Advokatnews || Bitung Sulawesi Utara- Proyek nasional jalan Rijit Beton dikawasan ekonomi khusus (Kek) kelurahan sagerat weru satu kecamatan Matuari kota Bitung provinsi sulawesi utara diduga Dana Material jenis Pasir Dipersalah-gunakan oleh Oknum-oknum pengelola Material, Rabu (18/03/2026).

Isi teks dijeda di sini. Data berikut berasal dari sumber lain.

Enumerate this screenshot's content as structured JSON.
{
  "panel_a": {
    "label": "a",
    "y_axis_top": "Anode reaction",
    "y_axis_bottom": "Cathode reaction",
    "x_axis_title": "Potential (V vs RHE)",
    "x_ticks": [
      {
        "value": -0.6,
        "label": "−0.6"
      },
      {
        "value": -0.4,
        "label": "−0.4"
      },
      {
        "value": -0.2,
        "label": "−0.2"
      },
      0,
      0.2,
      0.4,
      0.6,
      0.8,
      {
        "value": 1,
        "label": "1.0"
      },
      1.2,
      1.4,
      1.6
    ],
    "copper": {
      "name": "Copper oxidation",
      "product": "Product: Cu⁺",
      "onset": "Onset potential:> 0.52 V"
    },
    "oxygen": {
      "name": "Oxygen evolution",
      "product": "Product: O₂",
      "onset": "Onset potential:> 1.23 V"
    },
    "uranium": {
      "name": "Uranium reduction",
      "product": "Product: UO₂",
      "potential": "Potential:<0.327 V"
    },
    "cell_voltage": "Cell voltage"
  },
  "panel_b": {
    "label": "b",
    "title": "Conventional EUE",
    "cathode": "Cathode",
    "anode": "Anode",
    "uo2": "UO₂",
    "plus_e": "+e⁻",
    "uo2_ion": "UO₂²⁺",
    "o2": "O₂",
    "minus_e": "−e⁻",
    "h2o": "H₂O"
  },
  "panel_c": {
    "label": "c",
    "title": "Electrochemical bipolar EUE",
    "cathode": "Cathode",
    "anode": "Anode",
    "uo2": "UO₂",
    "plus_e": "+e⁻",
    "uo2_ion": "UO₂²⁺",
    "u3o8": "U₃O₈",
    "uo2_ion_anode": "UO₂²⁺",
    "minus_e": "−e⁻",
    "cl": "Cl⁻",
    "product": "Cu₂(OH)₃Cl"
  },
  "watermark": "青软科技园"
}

Seharusnya Material jenis Pasir dibeli ditempat yang khusus sesuai SOP namun Pasir tersebut diambil didalam kawasan yang tidak Berkualitas Pasirnya, Hal itu dilakukan agar Uang Dana pembelian Pasir masuk ke-kantong para Oknum.
Mirisnya lagi aktivitas tersebut tidak menggunakan Papan Proyek sehingga banyak dugaan tindakan Korupsi didalam Proyek nasional jalan Rijit Beton, Melihat hal tersebut Awak Media dengan secara langsung mengonfirmasi salasatu Pimpinan Proyek tersebut namun sampai berita ini naik tidak diberikan tanggapan.

Dengan adanya Penyalahgunaan Dana dan tidak memasang Papan maka Proyek tersebut sangat jelas melanggar SOP dan menabrak Hukum, Sementara kegiatan tersebut masih terus beraktivitas dikawasan ekonomi kelurahan Sagerat Weru 1 kecamatan Matuari kota Bitung.
Masyarakat mendesak meminta Jaksa kota Bitung harus serius mengambil langka Hukum sebelum Proyek tersebut selesai karena ada dugaan kuat tindakan penyalagunaan Dana dan Material akan hilang, Jika hal itu dibiarkan maka Material yang tidak sesuai Kualitas nya.
Dua narasumber selaku Tokoh masyarakat menegaskan hal itu juga, “Jika kejaksaan kota Bitung tidak bertindak cepat maka Bukti penyalagunaan didalam Proyek itu akan hilang, Berupa Material jenis Pasir sudah tercampur dan tertutup menjadi Beton, Apa akan dibongkar lagi”, Tegasnya.
Dalam hal ini Bpk dan Kpk harus secepatnya bertindak untuk menegaskan Oknum-oknum penyalagunaan Proyek nasional Rijit Beton yang saat ini masih terus beraktivitas tanpa Papan Plang seharusnya Transparan bukan Mark-up.